The frontiers of a book are never clear-cut: beyond the title, the first line and the last full-stop, beyond its internal configuration, its autonomous form, it is caught up in a system of references to other books, other texts, other sentences…The book is simply not the object that one holds in one’s hands…its unity is variable and relative.

(Michel Foucault, The Archaeology of Knowledge (London, Tavistock, 1972), P.23.First published in France in 1969)

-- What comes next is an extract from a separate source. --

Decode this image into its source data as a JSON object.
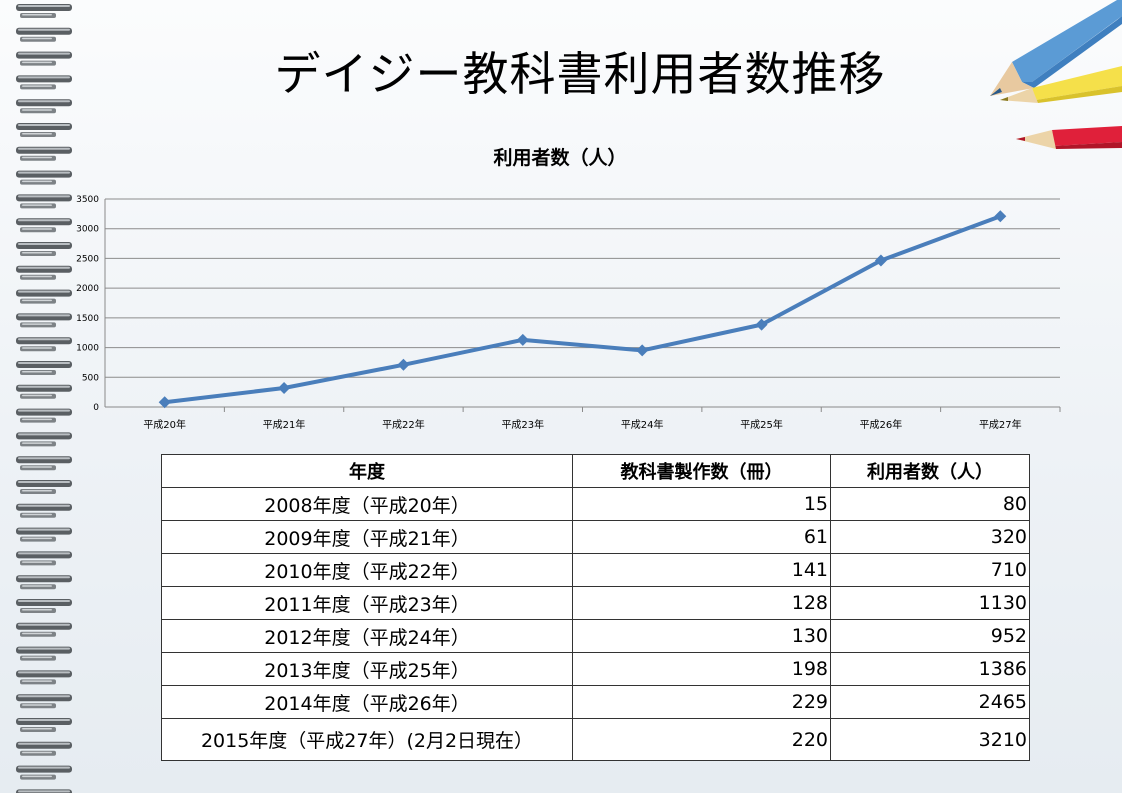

The idea of intertexuality was born in France in the later part of the year 1960. As an important part of the process of postmodernity, it has become increasingly a significant way of thinking about how a literary text is produced and acquires meaning. Barthe’s view of the text as a network helps partly to explain what is meant by the term. We already know how the figure of the author is no longer considered as central to a text,s production of meaning: the author has been decentred in the interpretive process. Instead, a text consists of multiple writings, and writings which are drawn from a range of discourses, already in circulation in some form or other. If anything, the writer is not thought of as the great originator, the creative genius, but rather a synthesizer: someone who draws together and orchestrates linguistic raw materials. In this sense, literature becomes a form of repetition to an extent.

 
Brajendra Kumar Brahma’s poems are post-modern and have the inter-textual potentiality. The concept, however, is synchronic in nature: it goes in search of the references irrespective of time and place. It never goes diachronic way which rather guards the chronological aspect. Mr Brahma gives reference to the Indian myths in his poems and paves the way for wider responses leading to diverse meaning. The process of interpretation, thus, is an endless activity and gives rise to a broader references. He deliberately refers to the socio, economic, political and cultural problems of the Boros. The poet dreams of peace which is far from being perpetuated as a result of militancy. The poet oscillates between a sordid reality and a beautiful vision.
 
In the poem, By the Promise of Valmiki, Mr Brahma speaks about the gloomy state of affair in the world. It is the epic poem The Ramayana in the light of which he refers to the present problems. The epic is something which remains entrenched in public psyche and memory. One sign goes in search of another: Ravana is there in each and every human being. Evil reigns supreme no doubt. But it will come to an end just as it happens in The Ramayana. When the future of the present world is envisioned in isolation its’ picture is very much hazy in readers’ memory. But once it is linked with The Ramayana the same image is very clear and interesting. It acquires meaning and significance.
 
    The birth of Ravana is again there.
There are your plunderers again,
Blessed by the power of demon.
You are insolent and haughty.
In your firy eyes of one score
Which are blazing out of the ten heads
The snow of the Himalaya
Is smouldering there today.
At the violent swing of your stony club
By the might of twenty hands
The ten commandments of Sinai Mountain
Are dissolved into shreds.
At this startles the humanity.

You don’t know
The world has various aspects
But you’ve seen only one
By your twenty eyes.

So won’t the ladder to heaven
Be built now?

But we haven’t lost heart.
For we know there’s gorse
Even in the demon’s blessing.
We still dream of
Building a dyke across the sea
Together, with Ram.
Let another Ramayan be born.

 
 

The poet is not just talking about the Ravana-like demons of the society, he is rather concerned with the Ravana in each and every human being. In spite of all the material as well as scientific development he has not been able to build up a Rama Rajya, which the poet dreams. Ironically the poet is asking: So won’t the ladder to heaven/Be built now?

 
This process of intertext not only shows the loopholes of the human being but also guides him towards a proper direction. The poet, how-ever, has a romantic spirit of William Wordsworth and the potentiality both of thought and dream like R.N. Tagore. His symbols are matured and he has the talent of integrating his poetic ideas with the Classical Indian poets.